Raouf Mazou, assistant du haut-commissaire du HCR pour les opéra­tions, explique de son côté que le premier souci était de savoir com­ment les Etats allaient réagir envers les réfugiés après la propagation du virus. « Notre préoccupation était d’observer si les gouvernements allaient adopter des mesures d’in­clusion ou d’exclusion de ces per­sonnes qui vivent dans des condi­tions de surpopulation, d’évaluer les actions à mener, les risques de pro­pagation dans les camps, garantir leur accès aux services de soins, lever tous les obstacles, barrières et contraintes juridiques, éviter toute stigmatisation, veiller à ce qu’ils n’aient peur ni de se faire soigner, ni de révéler leurs symptômes, et s’as­surer qu’ils bénéficient des articles de protection destinés au reste de la population. Surtout que la plupart de ces personnes ne peuvent pas res­pecter les consignes sanitaires appli­quées par la population comme la distanciation sociale ».

Traiter les réfugiés

comme les autres

Aujourd’hui, le message crucial de cet événement est que ces personnes qui ont fui le conflit et la violence ne devraient pas se voir refuser l’accès à la protection au prétexte de la lutte contre le virus. Garantir la santé publique et protéger les réfugiés n’est pas un dilemme. La protection de la santé publique et la protection des réfugiés ne s’excluent pas mutuellement. « Le Covid-19 est un ennemi commun à la communauté internationale toute entière. Ce qui rend primordial le principe de par­tage. Il est temps de s’entraider et d’exprimer sa solidarité. La Chine reconnaît le soutien éprouvé par l’Egypte lors de la crise, c’est notre rôle aujourd’hui de lui exprimer nos remerciements et notre gratitude. Notre savoir et nos moyens sont à la disposition de tout le monde. Nous avons effectué des contacts avec plus de 100 chefs d’Etat et signé plus de 140 accords de coopération pour faciliter l’accès d’équipements ou de traitements. Nous continuerons à soutenir financièrement toutes les organisations humanitaires dépen­dant des Nations-Unies et qui oeuvrent dans l’aide des réfugiés », a affirmé Liao Liqiang, ambassadeur de la Chine en Egypte.
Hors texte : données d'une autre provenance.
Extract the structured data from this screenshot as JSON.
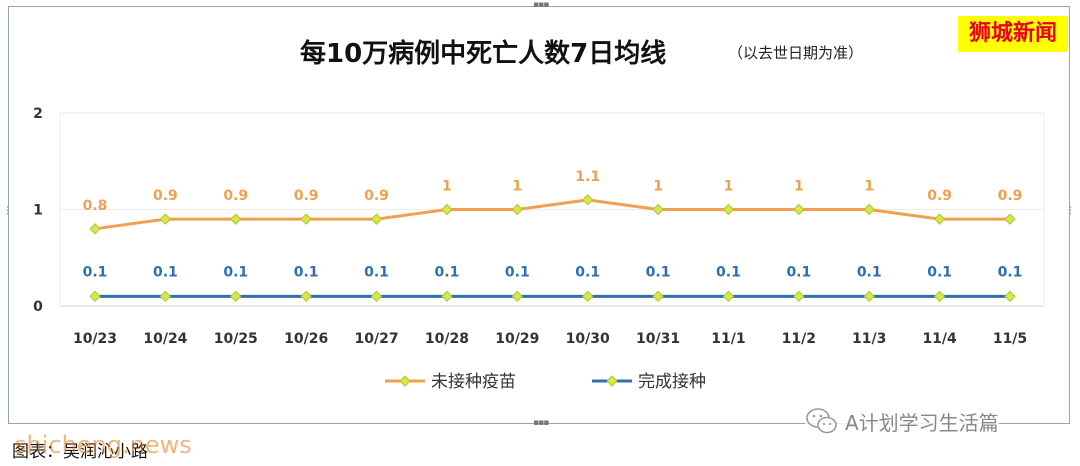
{
  "brand": {
    "label": "狮城新闻",
    "bg_color": "#ffff00",
    "text_color": "#e8001c"
  },
  "caption": "图表：吴润沁小路",
  "watermark": "shicheng.news",
  "wechat": {
    "name": "A计划学习生活篇",
    "icon": "wechat-icon"
  },
  "chart_data": {
    "type": "line",
    "title": "每10万病例中死亡人数7日均线",
    "subtitle": "（以去世日期为准）",
    "categories": [
      "10/23",
      "10/24",
      "10/25",
      "10/26",
      "10/27",
      "10/28",
      "10/29",
      "10/30",
      "10/31",
      "11/1",
      "11/2",
      "11/3",
      "11/4",
      "11/5"
    ],
    "series": [
      {
        "name": "未接种疫苗",
        "color": "#f0a050",
        "marker_color": "#d4e84a",
        "values": [
          0.8,
          0.9,
          0.9,
          0.9,
          0.9,
          1,
          1,
          1.1,
          1,
          1,
          1,
          1,
          0.9,
          0.9
        ]
      },
      {
        "name": "完成接种",
        "color": "#2f6fb0",
        "marker_color": "#d4e84a",
        "values": [
          0.1,
          0.1,
          0.1,
          0.1,
          0.1,
          0.1,
          0.1,
          0.1,
          0.1,
          0.1,
          0.1,
          0.1,
          0.1,
          0.1
        ]
      }
    ],
    "yticks": [
      "0",
      "1",
      "2"
    ],
    "ylim": [
      0,
      2
    ],
    "grid": true,
    "legend": "bottom"
  }
}
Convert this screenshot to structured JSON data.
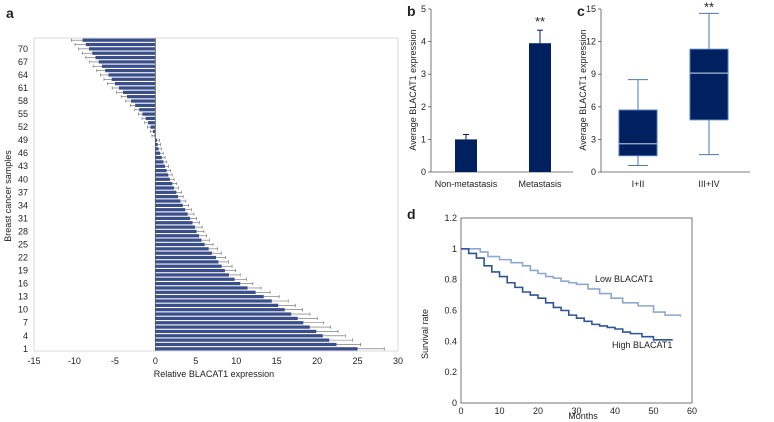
{
  "panel_labels": {
    "a": "a",
    "b": "b",
    "c": "c",
    "d": "d"
  },
  "colors": {
    "bar": "#3a4f8a",
    "dark": "#002060",
    "low_line": "#8fa8cf",
    "high_line": "#2f5597",
    "axis": "#555555"
  },
  "chart_data": [
    {
      "id": "a",
      "type": "bar",
      "orientation": "horizontal",
      "xlabel": "Relative  BLACAT1  expression",
      "ylabel": "Breast cancer samples",
      "xlim": [
        -15,
        30
      ],
      "xticks": [
        -15,
        -10,
        -5,
        0,
        5,
        10,
        15,
        20,
        25,
        30
      ],
      "yticks": [
        1,
        4,
        7,
        10,
        13,
        16,
        19,
        22,
        25,
        28,
        31,
        34,
        37,
        40,
        43,
        46,
        49,
        52,
        55,
        58,
        61,
        64,
        67,
        70
      ],
      "n_samples": 72,
      "values": [
        25,
        22.4,
        21.5,
        20.7,
        19.9,
        19.1,
        18.3,
        17.6,
        16.8,
        16.0,
        15.2,
        14.4,
        13.4,
        12.4,
        11.4,
        10.5,
        9.8,
        9.1,
        8.6,
        8.2,
        7.8,
        7.5,
        7.0,
        6.6,
        6.1,
        5.7,
        5.4,
        5.1,
        4.9,
        4.6,
        4.3,
        4.0,
        3.7,
        3.4,
        3.1,
        2.8,
        2.6,
        2.3,
        2.1,
        1.8,
        1.6,
        1.4,
        1.2,
        1.0,
        0.8,
        0.6,
        0.4,
        0.3,
        0.2,
        -0.1,
        -0.3,
        -0.6,
        -0.9,
        -1.2,
        -1.6,
        -2.0,
        -2.5,
        -3.0,
        -3.5,
        -4.0,
        -4.5,
        -5.0,
        -5.4,
        -5.8,
        -6.2,
        -6.6,
        -7.0,
        -7.4,
        -7.8,
        -8.2,
        -8.6,
        -9.0
      ],
      "error_fraction": 0.12
    },
    {
      "id": "b",
      "type": "bar",
      "categories": [
        "Non-metastasis",
        "Metastasis"
      ],
      "values": [
        1.0,
        3.95
      ],
      "errors": [
        0.15,
        0.4
      ],
      "ylabel": "Average  BLACAT1  expression",
      "ylim": [
        0,
        5
      ],
      "yticks": [
        0,
        1,
        2,
        3,
        4,
        5
      ],
      "annotations": [
        {
          "category": "Metastasis",
          "text": "**"
        }
      ]
    },
    {
      "id": "c",
      "type": "box",
      "categories": [
        "I+II",
        "III+IV"
      ],
      "boxes": [
        {
          "min": 0.6,
          "q1": 1.5,
          "median": 2.6,
          "q3": 5.7,
          "max": 8.5
        },
        {
          "min": 1.6,
          "q1": 4.8,
          "median": 9.1,
          "q3": 11.3,
          "max": 14.6
        }
      ],
      "ylabel": "Average  BLACAT1  expression",
      "ylim": [
        0,
        15
      ],
      "yticks": [
        0,
        3,
        6,
        9,
        12,
        15
      ],
      "annotations": [
        {
          "category": "III+IV",
          "text": "**"
        }
      ]
    },
    {
      "id": "d",
      "type": "line",
      "subtype": "survival-step",
      "xlabel": "Months",
      "ylabel": "Survival  rate",
      "xlim": [
        0,
        60
      ],
      "xticks": [
        0,
        10,
        20,
        30,
        40,
        50,
        60
      ],
      "ylim": [
        0,
        1.2
      ],
      "yticks": [
        0,
        0.2,
        0.4,
        0.6,
        0.8,
        1,
        1.2
      ],
      "series": [
        {
          "name": "Low BLACAT1",
          "points": [
            [
              0,
              1.0
            ],
            [
              3,
              1.0
            ],
            [
              5,
              0.98
            ],
            [
              7,
              0.95
            ],
            [
              10,
              0.93
            ],
            [
              13,
              0.91
            ],
            [
              16,
              0.89
            ],
            [
              18,
              0.86
            ],
            [
              20,
              0.84
            ],
            [
              22,
              0.82
            ],
            [
              24,
              0.81
            ],
            [
              26,
              0.79
            ],
            [
              28,
              0.78
            ],
            [
              30,
              0.77
            ],
            [
              33,
              0.74
            ],
            [
              36,
              0.71
            ],
            [
              39,
              0.68
            ],
            [
              42,
              0.65
            ],
            [
              46,
              0.63
            ],
            [
              50,
              0.59
            ],
            [
              53,
              0.57
            ],
            [
              57,
              0.56
            ]
          ]
        },
        {
          "name": "High BLACAT1",
          "points": [
            [
              0,
              1.0
            ],
            [
              2,
              0.97
            ],
            [
              4,
              0.94
            ],
            [
              6,
              0.89
            ],
            [
              8,
              0.85
            ],
            [
              10,
              0.82
            ],
            [
              12,
              0.78
            ],
            [
              14,
              0.75
            ],
            [
              16,
              0.72
            ],
            [
              18,
              0.7
            ],
            [
              20,
              0.68
            ],
            [
              22,
              0.65
            ],
            [
              24,
              0.62
            ],
            [
              26,
              0.6
            ],
            [
              28,
              0.57
            ],
            [
              30,
              0.55
            ],
            [
              32,
              0.53
            ],
            [
              34,
              0.51
            ],
            [
              36,
              0.5
            ],
            [
              38,
              0.49
            ],
            [
              40,
              0.48
            ],
            [
              42,
              0.46
            ],
            [
              44,
              0.45
            ],
            [
              47,
              0.43
            ],
            [
              50,
              0.41
            ],
            [
              53,
              0.41
            ],
            [
              55,
              0.41
            ]
          ]
        }
      ],
      "legend_labels": {
        "low": "Low BLACAT1",
        "high": "High BLACAT1"
      }
    }
  ]
}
La gestion de ces déplacements massifs de la part des réfugiés et des migrants est une tâche à la fois morale et humanitaire. Ces per­sonnes viennent de pays d’origine ou de transit relativement fragiles avec des infrastructures de santé limitées, les mesures de quarantaine ne sont souvent pas appliquées. La capacité d’accueil de ces nouveaux arrivants est sous pression. Ce phénomène mondial qui prend de plus en plus de l’ampleur exige un cadre global d’action pour trouver des solutions durables et à long terme, avec comme mot d’ordre humanité et compassion.